None of these levers is exotic. That's the point, and also why they get skipped: they look like the boring fundamentals, so teams reach for a new tool instead. The teams that win treat the five as a system. Right work, small batches, honest metrics, served context, clean code. Pull one and the others sag.
Buying AI vs operating it
Criterion
Buying a tool
Operating a model
What you change
Procurement
How work flows
Where AI points
Wherever
The right tasks
Batch size
Whatever the agent emits
Capped, reviewable
Metric watched
Seats, percent AI code
Change-failure, rework
Context served
The whole repo
Current, scoped
Result
Felt faster
Measured faster
When we install this with a team, we're not handing over a model or a tool.
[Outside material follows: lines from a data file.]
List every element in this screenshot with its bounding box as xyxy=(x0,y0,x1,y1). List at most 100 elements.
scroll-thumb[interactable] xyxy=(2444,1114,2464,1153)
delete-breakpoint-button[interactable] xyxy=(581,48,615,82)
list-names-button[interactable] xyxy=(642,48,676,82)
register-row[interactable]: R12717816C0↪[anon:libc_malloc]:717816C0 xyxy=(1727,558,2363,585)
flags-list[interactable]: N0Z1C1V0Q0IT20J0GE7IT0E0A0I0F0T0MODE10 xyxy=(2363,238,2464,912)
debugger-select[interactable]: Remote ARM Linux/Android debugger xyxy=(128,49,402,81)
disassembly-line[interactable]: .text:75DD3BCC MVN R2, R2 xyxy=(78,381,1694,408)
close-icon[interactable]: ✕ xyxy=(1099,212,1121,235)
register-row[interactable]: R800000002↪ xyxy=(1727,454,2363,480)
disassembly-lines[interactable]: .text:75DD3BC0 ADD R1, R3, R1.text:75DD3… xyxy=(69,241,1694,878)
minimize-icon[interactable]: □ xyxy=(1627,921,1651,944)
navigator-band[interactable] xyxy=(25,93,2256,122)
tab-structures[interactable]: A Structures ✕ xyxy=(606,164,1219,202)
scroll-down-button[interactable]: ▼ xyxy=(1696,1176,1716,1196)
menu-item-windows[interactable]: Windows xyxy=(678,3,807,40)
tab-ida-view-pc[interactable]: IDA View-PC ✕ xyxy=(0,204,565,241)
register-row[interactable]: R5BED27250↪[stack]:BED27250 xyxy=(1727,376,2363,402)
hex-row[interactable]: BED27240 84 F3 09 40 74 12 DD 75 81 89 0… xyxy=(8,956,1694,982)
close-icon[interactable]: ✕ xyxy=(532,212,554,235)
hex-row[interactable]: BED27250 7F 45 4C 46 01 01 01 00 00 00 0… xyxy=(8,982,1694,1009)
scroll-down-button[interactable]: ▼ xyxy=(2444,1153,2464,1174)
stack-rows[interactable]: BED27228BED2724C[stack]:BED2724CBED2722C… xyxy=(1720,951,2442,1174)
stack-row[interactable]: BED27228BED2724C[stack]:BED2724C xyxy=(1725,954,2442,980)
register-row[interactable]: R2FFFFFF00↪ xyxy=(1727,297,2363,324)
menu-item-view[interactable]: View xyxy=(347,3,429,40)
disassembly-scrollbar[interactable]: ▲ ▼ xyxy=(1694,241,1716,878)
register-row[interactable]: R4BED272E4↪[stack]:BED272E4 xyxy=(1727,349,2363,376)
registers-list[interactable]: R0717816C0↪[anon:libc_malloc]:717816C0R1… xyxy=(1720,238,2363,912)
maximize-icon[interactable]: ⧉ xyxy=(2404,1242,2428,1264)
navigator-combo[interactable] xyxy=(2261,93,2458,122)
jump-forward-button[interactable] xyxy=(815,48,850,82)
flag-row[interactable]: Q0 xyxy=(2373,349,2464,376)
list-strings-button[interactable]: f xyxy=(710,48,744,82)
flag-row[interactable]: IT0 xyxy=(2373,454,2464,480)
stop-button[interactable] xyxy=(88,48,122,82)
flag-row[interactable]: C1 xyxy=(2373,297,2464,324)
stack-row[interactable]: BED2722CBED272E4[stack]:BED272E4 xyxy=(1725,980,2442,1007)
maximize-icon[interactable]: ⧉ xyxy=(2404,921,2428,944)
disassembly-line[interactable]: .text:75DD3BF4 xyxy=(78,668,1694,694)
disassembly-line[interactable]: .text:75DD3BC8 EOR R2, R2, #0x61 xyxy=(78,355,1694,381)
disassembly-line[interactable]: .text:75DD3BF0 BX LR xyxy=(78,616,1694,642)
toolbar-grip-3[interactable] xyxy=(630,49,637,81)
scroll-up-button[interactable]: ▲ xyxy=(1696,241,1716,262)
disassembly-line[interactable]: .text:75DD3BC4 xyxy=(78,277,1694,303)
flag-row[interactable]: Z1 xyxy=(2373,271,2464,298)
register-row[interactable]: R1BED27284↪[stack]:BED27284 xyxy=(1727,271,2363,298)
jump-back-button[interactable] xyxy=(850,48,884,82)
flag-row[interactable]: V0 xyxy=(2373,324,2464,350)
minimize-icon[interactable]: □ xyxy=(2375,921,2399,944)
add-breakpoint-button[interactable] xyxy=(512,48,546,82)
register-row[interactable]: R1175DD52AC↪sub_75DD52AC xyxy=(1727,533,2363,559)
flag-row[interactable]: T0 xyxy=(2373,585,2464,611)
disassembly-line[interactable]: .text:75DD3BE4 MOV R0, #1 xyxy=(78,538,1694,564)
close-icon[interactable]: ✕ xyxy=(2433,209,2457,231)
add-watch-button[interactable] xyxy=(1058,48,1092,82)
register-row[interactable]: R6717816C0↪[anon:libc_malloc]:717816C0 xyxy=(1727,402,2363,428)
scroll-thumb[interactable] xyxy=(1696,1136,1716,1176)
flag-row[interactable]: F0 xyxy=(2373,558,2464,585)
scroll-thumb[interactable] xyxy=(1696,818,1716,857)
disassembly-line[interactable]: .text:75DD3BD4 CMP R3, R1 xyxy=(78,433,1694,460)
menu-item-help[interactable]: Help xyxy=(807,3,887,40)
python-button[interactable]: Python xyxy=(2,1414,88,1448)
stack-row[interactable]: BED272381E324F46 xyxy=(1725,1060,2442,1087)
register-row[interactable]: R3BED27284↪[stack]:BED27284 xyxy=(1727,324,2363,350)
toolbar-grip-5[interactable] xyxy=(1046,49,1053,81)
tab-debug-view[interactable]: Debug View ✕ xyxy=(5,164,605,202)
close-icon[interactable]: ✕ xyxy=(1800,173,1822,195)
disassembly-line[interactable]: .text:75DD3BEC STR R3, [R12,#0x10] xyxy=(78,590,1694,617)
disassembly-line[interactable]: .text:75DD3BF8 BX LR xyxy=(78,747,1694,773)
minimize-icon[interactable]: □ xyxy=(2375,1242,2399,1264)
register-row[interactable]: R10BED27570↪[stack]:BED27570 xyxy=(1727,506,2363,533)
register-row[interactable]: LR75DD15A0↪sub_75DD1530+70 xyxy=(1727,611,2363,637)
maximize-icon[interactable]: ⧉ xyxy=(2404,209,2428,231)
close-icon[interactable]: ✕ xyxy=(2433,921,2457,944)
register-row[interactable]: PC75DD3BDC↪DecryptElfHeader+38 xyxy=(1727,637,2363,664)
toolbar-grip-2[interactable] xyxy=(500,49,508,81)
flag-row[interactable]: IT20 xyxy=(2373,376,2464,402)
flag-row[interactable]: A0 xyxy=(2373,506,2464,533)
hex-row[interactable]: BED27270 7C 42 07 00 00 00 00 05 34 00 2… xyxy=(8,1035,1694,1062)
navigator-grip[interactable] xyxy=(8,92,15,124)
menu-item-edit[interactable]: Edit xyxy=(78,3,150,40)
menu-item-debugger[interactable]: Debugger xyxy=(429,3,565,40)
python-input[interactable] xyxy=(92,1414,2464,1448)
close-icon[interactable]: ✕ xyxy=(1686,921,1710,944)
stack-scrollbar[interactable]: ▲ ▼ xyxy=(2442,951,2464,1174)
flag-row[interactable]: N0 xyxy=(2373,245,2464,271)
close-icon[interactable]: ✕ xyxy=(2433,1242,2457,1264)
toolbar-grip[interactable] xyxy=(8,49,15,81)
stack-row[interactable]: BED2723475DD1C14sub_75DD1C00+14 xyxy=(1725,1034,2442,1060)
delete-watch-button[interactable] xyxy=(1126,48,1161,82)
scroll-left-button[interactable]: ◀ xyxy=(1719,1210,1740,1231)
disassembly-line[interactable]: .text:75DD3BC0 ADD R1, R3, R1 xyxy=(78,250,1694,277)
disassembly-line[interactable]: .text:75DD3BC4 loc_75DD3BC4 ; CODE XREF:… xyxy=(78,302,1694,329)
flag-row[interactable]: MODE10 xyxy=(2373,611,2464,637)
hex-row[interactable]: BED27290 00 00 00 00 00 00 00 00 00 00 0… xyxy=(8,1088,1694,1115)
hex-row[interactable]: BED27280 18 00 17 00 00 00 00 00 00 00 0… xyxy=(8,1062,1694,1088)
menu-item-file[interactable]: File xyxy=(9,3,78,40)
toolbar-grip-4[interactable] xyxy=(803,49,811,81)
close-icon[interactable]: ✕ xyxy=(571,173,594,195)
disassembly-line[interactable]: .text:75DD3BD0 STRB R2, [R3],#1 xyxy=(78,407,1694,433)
We're wiring the operating model around whatever tools they already bought: scoping where agents are pointed, tightening the review gates, standing up the context layer, and fixing the metrics so they tell the truth. Then we train the team's own developers to run it, so the capability stays after we leave. That's the difference between buying AI and operating it.
Find your weakest lever.Score your team on all five, or just eyeball it: PR size (batch), rework rate (gates and code quality), where AI is pointed (tasks), and what context it runs on. One of them is costing you most.
Fix the cheapest one first. Usually batch size or context. Quick to change, immediate signal.
Re-measure on outcomes. If change-failure rate and rework improve, you're operating AI. If only "lines shipped" improves, you're still just running a tool.
We run agent fleets in production to build our own software, so we built this operating model because we needed it, not because it makes a tidy framework. The model is maybe 10% of a working setup. The other 90% is these five levers, and it's the same 90% five independent research teams just finished measuring from the other side.
If you've adopted AI and the results don't match the promise, the gap is the operating model, and that's exactly what we install. Book an assessment and we'll map which lever is costing you most.
We score your team on all five levers and tell you which one to fix first.
Run it as an operating model, not a tool. Point AI at the right tasks, keep change sets small behind real review, measure outcomes over output, serve trusted context, and raise codebase quality. The independent research shows these five levers, not the model choice, decide whether AI helps or hurts.
What is an AI operating model?
The set of practices around the tool that determine its results: which work it does, how that work gets reviewed and shipped, what context it runs on, and how you measure it. The model writes code; the operating model decides whether that code makes your team faster or slower.
Why isn't a better model enough to get value from AI?
Because the studies that found AI slowing teams down used frontier models. The bottleneck wasn't intelligence; it was oversized batches, weak review, missing context, and messy codebases. A smarter model amplifies whatever operating model it lands in, good or bad.
How does a team start fixing its AI operating model?
Measure first. Look at PR size, rework rate, and where AI is pointed. Then fix the cheapest broken lever, usually batch size or context. A scoped assessment maps which of the five levers is costing you most before you invest in the others.